Ze zijn thuis

1 dec

Meneer is even weggelopen, mevrouw haalt koffie in de keuken.
Zodra ik ben langsgefietst is de een na de ander terug op zijn plek.
Aan tafel, waar de lamp brandt.

De lamellen hangen zoals ze altijd hingen.
Het licht schijnt zoals het altijd deed.

Ik weet het, het huis is zonder mensen.

Maar ze zijn thuis, want als ik langs rijd, is meneer even weggelopen en haalt mevrouw koffie in de keuken.

Want het licht brandt, boven de tafel.

Mijn ex-schoonzuster Els Stam is even stil.
,,Ik weet dat het niet kan en toch denk ik dat het zo is.”

Intocht

14 nov

Het is te lang geleden, zeiden mijn ex-schoonzuster Els Stam en ik tegen elkaar.
Dus togen we vanochtend naar de binnenstad, om Sinterklaas te verwelkomen.

Rijendik stonden de kinderen op de kade van de Kuipershaven, het Vlak en de Wolwevershaven.
Hun ouders net zo zenuwachtig als wij.
Daarom waren we ook niet al een uur van te voren gegaan; we zouden veel te lang moeten wachten.
,,Bij de intocht krijg ik zelfs voor de televisie nog tranen in mijn ogen,’’ had Els gezegd.

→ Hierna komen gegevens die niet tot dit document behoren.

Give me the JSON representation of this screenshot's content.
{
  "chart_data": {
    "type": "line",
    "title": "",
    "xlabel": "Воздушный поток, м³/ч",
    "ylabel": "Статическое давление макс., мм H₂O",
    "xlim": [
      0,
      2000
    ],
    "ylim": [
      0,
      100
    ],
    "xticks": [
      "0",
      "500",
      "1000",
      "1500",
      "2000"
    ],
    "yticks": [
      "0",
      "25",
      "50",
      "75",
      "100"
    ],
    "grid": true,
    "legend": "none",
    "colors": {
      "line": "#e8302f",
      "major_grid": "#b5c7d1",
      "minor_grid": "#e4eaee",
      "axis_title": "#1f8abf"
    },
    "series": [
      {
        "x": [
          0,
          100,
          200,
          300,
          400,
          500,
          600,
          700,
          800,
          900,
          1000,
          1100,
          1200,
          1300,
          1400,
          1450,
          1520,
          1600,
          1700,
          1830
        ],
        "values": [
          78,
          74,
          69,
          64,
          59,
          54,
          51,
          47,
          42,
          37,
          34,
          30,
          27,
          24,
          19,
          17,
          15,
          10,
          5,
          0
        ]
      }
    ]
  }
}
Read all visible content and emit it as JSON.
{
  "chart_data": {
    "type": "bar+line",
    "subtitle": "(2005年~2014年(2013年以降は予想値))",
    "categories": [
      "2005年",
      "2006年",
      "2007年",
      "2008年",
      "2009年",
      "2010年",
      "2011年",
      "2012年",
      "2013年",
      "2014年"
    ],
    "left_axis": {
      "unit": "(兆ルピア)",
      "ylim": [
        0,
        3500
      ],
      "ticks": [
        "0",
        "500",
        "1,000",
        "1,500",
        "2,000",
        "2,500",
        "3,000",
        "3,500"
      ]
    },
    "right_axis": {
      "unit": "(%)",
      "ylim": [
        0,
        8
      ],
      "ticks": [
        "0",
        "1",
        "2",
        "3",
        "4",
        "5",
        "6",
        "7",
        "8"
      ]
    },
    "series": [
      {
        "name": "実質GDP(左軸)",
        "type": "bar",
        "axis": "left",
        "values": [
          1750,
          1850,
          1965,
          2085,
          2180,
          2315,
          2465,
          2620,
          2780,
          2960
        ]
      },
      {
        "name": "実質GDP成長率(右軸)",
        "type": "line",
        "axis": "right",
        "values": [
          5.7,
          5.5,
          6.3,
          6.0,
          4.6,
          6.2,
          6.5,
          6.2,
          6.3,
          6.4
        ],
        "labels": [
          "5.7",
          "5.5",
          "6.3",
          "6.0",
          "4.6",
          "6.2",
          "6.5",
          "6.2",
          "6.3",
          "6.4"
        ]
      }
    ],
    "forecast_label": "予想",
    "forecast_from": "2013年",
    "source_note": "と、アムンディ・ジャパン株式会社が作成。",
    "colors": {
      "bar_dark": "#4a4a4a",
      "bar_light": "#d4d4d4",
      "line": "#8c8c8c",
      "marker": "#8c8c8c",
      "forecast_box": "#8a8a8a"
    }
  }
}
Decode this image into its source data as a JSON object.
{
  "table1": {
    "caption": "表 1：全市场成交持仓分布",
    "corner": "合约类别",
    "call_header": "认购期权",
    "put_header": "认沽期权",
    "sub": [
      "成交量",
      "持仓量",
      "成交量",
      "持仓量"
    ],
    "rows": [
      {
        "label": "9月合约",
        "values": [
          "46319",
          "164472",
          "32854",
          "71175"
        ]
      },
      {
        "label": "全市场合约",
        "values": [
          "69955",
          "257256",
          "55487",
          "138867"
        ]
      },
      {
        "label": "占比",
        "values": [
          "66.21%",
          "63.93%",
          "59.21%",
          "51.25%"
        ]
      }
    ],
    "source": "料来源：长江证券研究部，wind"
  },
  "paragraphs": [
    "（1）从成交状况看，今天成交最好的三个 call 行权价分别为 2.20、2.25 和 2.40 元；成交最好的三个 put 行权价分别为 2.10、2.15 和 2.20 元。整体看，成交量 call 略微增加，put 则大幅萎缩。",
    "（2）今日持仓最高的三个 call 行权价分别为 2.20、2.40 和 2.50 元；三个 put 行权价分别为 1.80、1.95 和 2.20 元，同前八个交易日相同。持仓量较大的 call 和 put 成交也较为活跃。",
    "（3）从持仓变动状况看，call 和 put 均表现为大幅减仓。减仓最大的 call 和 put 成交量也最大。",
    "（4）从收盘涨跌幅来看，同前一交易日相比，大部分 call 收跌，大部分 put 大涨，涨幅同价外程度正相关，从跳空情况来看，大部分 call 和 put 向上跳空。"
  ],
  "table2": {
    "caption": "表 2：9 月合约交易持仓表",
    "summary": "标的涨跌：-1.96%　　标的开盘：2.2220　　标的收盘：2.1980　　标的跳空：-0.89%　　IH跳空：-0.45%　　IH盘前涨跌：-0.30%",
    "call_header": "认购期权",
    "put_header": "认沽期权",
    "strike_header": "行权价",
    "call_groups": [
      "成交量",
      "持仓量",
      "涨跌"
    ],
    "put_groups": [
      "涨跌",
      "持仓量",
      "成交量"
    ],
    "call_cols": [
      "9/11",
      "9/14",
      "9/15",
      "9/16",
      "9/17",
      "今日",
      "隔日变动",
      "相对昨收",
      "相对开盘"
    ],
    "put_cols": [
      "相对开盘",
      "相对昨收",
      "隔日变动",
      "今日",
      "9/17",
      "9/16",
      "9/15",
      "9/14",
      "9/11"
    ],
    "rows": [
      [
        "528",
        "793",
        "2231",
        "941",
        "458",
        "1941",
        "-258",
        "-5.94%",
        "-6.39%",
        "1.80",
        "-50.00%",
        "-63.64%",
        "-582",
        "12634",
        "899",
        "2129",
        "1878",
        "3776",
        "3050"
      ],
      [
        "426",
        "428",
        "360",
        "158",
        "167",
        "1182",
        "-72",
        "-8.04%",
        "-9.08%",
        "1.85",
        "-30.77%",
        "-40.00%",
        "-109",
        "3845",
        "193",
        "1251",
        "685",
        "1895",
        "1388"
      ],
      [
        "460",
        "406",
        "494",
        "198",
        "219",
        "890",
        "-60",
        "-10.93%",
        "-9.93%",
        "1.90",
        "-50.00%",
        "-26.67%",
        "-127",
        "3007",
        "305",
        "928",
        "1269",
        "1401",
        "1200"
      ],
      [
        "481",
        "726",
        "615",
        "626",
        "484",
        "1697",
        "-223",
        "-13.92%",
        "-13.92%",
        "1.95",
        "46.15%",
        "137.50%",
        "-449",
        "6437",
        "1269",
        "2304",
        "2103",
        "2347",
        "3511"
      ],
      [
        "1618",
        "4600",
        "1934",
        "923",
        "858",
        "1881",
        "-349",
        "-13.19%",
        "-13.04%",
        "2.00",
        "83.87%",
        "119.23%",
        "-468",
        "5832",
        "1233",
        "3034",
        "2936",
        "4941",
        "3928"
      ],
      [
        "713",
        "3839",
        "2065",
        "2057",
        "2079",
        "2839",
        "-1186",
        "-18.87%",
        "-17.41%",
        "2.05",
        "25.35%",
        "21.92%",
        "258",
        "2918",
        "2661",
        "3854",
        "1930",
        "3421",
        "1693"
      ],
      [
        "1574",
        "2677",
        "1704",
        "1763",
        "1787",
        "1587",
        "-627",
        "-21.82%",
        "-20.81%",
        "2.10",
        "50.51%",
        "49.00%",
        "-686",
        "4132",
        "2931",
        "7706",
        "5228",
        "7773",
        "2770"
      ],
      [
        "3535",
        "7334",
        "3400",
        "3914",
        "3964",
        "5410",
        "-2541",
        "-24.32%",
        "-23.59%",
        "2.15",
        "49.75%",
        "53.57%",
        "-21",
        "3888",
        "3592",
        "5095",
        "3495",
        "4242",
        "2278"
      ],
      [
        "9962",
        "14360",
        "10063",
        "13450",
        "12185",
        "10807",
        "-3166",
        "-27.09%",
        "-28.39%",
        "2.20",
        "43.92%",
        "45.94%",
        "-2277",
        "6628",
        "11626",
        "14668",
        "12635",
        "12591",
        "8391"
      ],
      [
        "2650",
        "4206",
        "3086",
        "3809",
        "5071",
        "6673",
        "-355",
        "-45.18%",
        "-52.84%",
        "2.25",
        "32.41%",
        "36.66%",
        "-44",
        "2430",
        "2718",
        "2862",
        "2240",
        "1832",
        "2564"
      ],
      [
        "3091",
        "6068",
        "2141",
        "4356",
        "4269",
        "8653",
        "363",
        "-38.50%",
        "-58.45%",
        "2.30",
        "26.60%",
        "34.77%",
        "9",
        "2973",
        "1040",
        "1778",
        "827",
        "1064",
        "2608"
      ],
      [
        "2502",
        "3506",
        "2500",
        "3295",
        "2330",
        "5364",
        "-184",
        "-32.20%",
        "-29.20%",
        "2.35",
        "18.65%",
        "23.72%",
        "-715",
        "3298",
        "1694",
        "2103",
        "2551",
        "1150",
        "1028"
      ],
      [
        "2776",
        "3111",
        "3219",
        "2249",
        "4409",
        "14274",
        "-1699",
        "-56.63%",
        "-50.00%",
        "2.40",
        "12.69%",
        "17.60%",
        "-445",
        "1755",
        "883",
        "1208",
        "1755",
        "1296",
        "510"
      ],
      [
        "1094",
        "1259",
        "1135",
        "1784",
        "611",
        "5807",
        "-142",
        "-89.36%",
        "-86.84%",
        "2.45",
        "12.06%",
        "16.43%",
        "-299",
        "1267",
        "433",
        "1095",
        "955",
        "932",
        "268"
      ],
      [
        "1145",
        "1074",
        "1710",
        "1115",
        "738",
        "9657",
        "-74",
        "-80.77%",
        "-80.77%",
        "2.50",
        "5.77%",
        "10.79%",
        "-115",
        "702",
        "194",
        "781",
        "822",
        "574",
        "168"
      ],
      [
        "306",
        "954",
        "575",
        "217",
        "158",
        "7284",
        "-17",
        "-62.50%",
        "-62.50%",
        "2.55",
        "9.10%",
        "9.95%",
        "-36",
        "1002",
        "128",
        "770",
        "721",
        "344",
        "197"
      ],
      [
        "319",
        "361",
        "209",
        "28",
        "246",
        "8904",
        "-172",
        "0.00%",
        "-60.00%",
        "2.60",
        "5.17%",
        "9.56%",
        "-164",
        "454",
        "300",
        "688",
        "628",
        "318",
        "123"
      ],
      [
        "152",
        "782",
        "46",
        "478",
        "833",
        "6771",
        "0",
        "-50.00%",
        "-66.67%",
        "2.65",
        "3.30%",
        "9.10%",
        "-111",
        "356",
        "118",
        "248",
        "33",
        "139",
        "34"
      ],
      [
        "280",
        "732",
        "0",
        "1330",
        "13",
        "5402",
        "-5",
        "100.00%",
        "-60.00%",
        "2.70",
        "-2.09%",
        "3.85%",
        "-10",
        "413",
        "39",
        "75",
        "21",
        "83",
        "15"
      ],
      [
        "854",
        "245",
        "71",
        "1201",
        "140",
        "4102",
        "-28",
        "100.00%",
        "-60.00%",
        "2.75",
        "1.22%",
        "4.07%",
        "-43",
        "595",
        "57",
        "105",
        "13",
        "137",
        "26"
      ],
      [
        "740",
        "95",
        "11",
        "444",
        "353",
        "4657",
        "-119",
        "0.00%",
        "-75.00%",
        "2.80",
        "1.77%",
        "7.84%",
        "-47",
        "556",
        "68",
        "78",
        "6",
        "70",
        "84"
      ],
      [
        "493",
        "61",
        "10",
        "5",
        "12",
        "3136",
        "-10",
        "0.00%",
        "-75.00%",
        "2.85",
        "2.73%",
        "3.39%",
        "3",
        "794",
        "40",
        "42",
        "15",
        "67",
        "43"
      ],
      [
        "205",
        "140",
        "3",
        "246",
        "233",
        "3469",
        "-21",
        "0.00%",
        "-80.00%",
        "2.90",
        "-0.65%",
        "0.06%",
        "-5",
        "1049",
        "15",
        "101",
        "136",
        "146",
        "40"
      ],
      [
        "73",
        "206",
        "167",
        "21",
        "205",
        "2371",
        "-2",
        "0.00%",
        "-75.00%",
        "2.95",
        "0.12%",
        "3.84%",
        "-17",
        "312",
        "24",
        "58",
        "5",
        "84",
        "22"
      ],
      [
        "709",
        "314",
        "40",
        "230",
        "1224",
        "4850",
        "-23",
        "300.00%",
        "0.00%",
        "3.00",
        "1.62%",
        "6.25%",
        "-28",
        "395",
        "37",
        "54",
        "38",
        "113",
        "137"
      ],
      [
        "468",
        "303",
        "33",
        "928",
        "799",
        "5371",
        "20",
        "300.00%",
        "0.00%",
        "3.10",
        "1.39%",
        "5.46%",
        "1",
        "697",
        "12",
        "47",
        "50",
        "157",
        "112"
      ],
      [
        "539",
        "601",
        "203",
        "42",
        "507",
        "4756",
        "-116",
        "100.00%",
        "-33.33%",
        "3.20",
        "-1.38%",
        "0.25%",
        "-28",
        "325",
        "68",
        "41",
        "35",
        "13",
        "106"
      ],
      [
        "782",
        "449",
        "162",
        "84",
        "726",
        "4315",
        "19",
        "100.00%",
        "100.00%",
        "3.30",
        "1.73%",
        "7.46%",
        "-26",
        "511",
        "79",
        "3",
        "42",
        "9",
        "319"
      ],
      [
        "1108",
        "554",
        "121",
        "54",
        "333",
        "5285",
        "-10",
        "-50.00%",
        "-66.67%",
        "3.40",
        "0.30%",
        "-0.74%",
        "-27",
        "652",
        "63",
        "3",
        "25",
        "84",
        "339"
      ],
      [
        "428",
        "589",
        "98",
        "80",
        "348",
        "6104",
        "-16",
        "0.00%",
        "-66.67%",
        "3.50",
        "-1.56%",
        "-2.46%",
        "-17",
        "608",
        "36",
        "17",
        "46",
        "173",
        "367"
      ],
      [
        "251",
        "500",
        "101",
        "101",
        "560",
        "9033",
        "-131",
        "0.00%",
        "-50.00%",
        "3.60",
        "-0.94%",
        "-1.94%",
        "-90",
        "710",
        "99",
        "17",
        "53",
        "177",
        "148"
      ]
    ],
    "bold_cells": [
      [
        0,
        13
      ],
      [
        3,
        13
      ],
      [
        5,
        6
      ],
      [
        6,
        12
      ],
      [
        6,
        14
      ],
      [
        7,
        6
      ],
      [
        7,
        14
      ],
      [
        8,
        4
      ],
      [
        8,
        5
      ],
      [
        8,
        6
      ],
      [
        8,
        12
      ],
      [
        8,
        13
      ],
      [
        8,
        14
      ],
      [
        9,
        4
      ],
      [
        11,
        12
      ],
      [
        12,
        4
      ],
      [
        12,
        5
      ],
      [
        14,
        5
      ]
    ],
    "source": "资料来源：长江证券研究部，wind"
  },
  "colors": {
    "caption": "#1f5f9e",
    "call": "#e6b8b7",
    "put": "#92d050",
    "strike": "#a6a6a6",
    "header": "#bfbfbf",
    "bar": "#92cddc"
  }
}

We konden hem niet zien, maar begrepen dat de man die het aan elkaar stond te praten en te zingen beroepsentertainer is.
,,Gelukkig luisteren kinderen toch anders,’’ zei een man naast ons.
Hij had een kleine Zwarte Piet op zijn schouders en een kleine Sinterklaas op zijn heup.
Haar mijter reikte tot halverwege de wang van haar vader.

Wat we ook niet zagen: Zwarte Piet die zijn middelvinger opstak.
Dat vond een omstander wel grappig, want we hoorden hem lachend vertellen dat hij er net een foto van had gemaakt.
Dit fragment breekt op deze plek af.